Expected Results Timeline

  • After 5 epochs: ~40-50% accuracy (model learning basic patterns)
  • After 10 epochs: ~55-65% accuracy (recognizing shapes)
  • After 20 epochs: ~70-75% accuracy (good feature extraction)
  • After 30 epochs: ~75-80% accuracy (north star achieved! 🎉)

Troubleshooting Common Issues

Issue: Accuracy stuck at ~10%

Solution: Check loss is decreasing. If not, reduce learning rate.

Issue: Loss is NaN

Solution: Learning rate too high. Start with 0.0001 instead.

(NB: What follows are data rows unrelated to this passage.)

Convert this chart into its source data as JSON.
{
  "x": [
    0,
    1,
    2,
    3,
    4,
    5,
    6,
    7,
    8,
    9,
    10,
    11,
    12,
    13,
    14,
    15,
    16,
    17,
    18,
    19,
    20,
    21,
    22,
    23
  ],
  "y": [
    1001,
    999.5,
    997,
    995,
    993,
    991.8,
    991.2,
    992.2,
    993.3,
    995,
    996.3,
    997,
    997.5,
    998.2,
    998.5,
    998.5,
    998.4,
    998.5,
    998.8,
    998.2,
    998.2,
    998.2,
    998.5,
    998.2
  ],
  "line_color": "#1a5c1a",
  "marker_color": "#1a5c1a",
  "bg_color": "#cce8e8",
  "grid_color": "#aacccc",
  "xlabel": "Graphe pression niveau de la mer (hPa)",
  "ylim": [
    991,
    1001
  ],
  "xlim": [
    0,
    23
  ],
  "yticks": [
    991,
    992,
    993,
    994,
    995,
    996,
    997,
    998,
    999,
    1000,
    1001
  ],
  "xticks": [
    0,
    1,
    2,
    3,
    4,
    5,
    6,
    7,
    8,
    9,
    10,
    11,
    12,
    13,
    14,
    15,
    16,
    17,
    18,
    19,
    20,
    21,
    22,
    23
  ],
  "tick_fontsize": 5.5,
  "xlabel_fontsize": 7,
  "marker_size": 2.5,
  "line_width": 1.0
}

Issue: Accuracy oscillating wildly

Solution: Batch size too small. Try 64 or 128.

Issue: Training very slow

Solution: Ensure you're using vectorized operations, not loops.

Issue: Memory errors

Solution: Reduce batch size or model size.

Celebrating Success! 🎉

Once you achieve 75% accuracy:

  1. Save your model: This is a real achievement!
trainer.save_checkpoint('my_75_percent_model.pkl')
  1. Document your architecture: What worked?
print(model.summary())  # Your architecture
print(f"Parameters: {model.count_parameters()}")
print(f"Best epoch: {np.argmax(history['val_accuracy'])}")
  1. Share your results: You built this from scratch!
print(f"🏆 CIFAR-10 Test Accuracy: {results['accuracy']:.2%}")
print("✅ North Star Goal Achieved!")
print("🎯 Built entirely with TinyTorch - no PyTorch/TensorFlow!")

Next Challenges

After achieving 75%:

  • 🚀 Push for 80%+ with better architectures
  • 🎨 Implement data augmentation for 85%+
  • Optimize training speed with better kernels
  • 🔬 Analyze what your CNN learned with visualizations
  • 🏆 Try other datasets (Fashion-MNIST, etc.)

Remember: You built every component from scratch - from tensors to convolutions to optimizers. This 75% accuracy represents deep understanding of ML systems, not just API usage!